Like every U.S. Deportation Officer, Ames Holbrook tried to make America safer. Then, when America’s leadership threatened the welfare of innocents, Holbrook rewrote the rules. He won commendations and increased responsibility for his promising results, but all the while, he was fighting a losing battle against the political powers that masqueraded as protectors while actually inflicting tragedy on America’s residents.

It is Holbrook’s hope that the revelations in these pages might put America on a path to a safer future..
Price: $1.07 [Notify me when price goes down.]


Nazis and Good Neighbors: The United States Campaign against the Germans of Latin America in World War II
This book is an exposé of a secret American operation during World War II to seize 4,000 Germans from Latin America and intern them in camps in the Texas desert. Rather than Nazi spies and saboteurs, they turned out to be a broad range of German immigrants, even Jewish refugees, most of whom posed no danger to national security. Research in seven countries reveals the diplomatic intrigues and human impact of a misguided policy that offers important lessons about US relations with Latin America, the failure to rescue victims of the Holocaust, and the treatment of civilians in wartime..
Price: $28.64 [Notify me when price goes down.]
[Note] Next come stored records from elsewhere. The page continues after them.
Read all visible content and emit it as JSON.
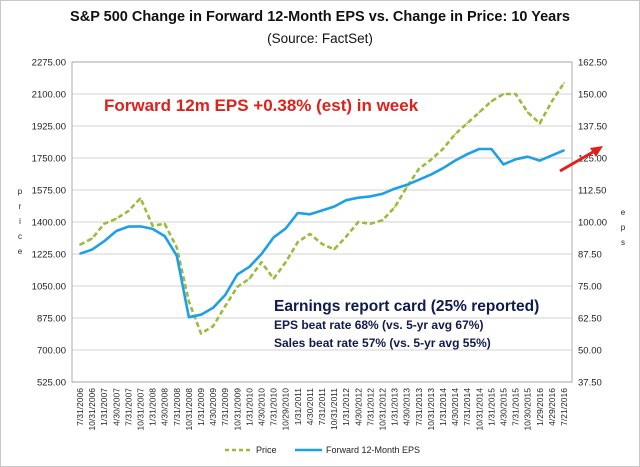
{
  "chart_data": {
    "type": "line",
    "title": "S&P 500 Change in Forward 12-Month EPS vs. Change in Price: 10 Years",
    "subtitle": "(Source: FactSet)",
    "ylabel_left": "Price",
    "ylabel_right": "EPS",
    "ylim_left": [
      525,
      2275
    ],
    "ylim_right": [
      37.5,
      162.5
    ],
    "left_ticks": [
      "2275.00",
      "2100.00",
      "1925.00",
      "1750.00",
      "1575.00",
      "1400.00",
      "1225.00",
      "1050.00",
      "875.00",
      "700.00",
      "525.00"
    ],
    "right_ticks": [
      "162.50",
      "150.00",
      "137.50",
      "125.00",
      "112.50",
      "100.00",
      "87.50",
      "75.00",
      "62.50",
      "50.00",
      "37.50"
    ],
    "x_labels": [
      "7/31/2006",
      "10/31/2006",
      "1/31/2007",
      "4/30/2007",
      "7/31/2007",
      "10/31/2007",
      "1/31/2008",
      "4/30/2008",
      "7/31/2008",
      "10/31/2008",
      "1/31/2009",
      "4/30/2009",
      "7/31/2009",
      "10/31/2009",
      "1/31/2010",
      "4/30/2010",
      "7/31/2010",
      "10/29/2010",
      "1/31/2011",
      "4/30/2011",
      "7/31/2011",
      "10/31/2011",
      "1/31/2012",
      "4/30/2012",
      "7/31/2012",
      "10/31/2012",
      "1/31/2013",
      "4/30/2013",
      "7/31/2013",
      "10/31/2013",
      "1/31/2014",
      "4/30/2014",
      "7/31/2014",
      "10/31/2014",
      "1/31/2015",
      "4/30/2015",
      "7/31/2015",
      "10/30/2015",
      "1/29/2016",
      "4/29/2016",
      "7/21/2016"
    ],
    "grid": true,
    "legend_position": "bottom",
    "series": [
      {
        "name": "Price",
        "axis": "left",
        "color": "#9bbb3c",
        "style": "dashed",
        "values": [
          1276,
          1310,
          1390,
          1418,
          1460,
          1530,
          1380,
          1390,
          1260,
          966,
          790,
          830,
          940,
          1045,
          1090,
          1180,
          1090,
          1180,
          1290,
          1335,
          1280,
          1250,
          1320,
          1400,
          1390,
          1410,
          1480,
          1590,
          1690,
          1740,
          1800,
          1880,
          1940,
          2000,
          2060,
          2100,
          2100,
          2000,
          1940,
          2060,
          2160
        ]
      },
      {
        "name": "Forward 12-Month EPS",
        "axis": "right",
        "color": "#1ea0e6",
        "style": "solid",
        "values": [
          87.6,
          89.2,
          92.5,
          96.5,
          98.2,
          98.3,
          97.3,
          94.5,
          86.8,
          62.8,
          63.8,
          66.5,
          71.5,
          79.5,
          82.5,
          87.5,
          94.0,
          97.5,
          103.5,
          103.0,
          104.5,
          106.0,
          108.5,
          109.5,
          110.0,
          111.0,
          113.0,
          114.5,
          116.5,
          118.5,
          121.0,
          124.0,
          126.5,
          128.5,
          128.5,
          122.5,
          124.5,
          125.5,
          124.0,
          126.0,
          128.0
        ]
      }
    ],
    "annotations": [
      "Forward 12m EPS +0.38% (est) in week",
      "Earnings report card (25% reported)",
      "EPS beat rate 68% (vs. 5-yr avg 67%)",
      "Sales beat rate 57% (vs. 5-yr avg 55%)"
    ]
  }
}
Vichy France and the Jews: with a new Foreword [1995] by Stanley Hoffmann
What part did Vichy France really play in the Nazi effort to murder Jews living in France? Few questions, from the end of World War II to the present day, have so haunted French society. This book, now a classic, is the definitive account of Vichy's own antisemitic policies and practices and a major contribution to the history of the Jewish tragedy in wartime Europe. It was originally described in published reviews as 'superb and definitive' and 'brilliant [and] utterly absorbing'. The authors' 'exhaustive research and the sobriety of their prose make this indictment far more powerful than previous work on the subject.' The book 'is something of a spiritual history of a great democratic nation sunk in the squalor of moral collapse.'.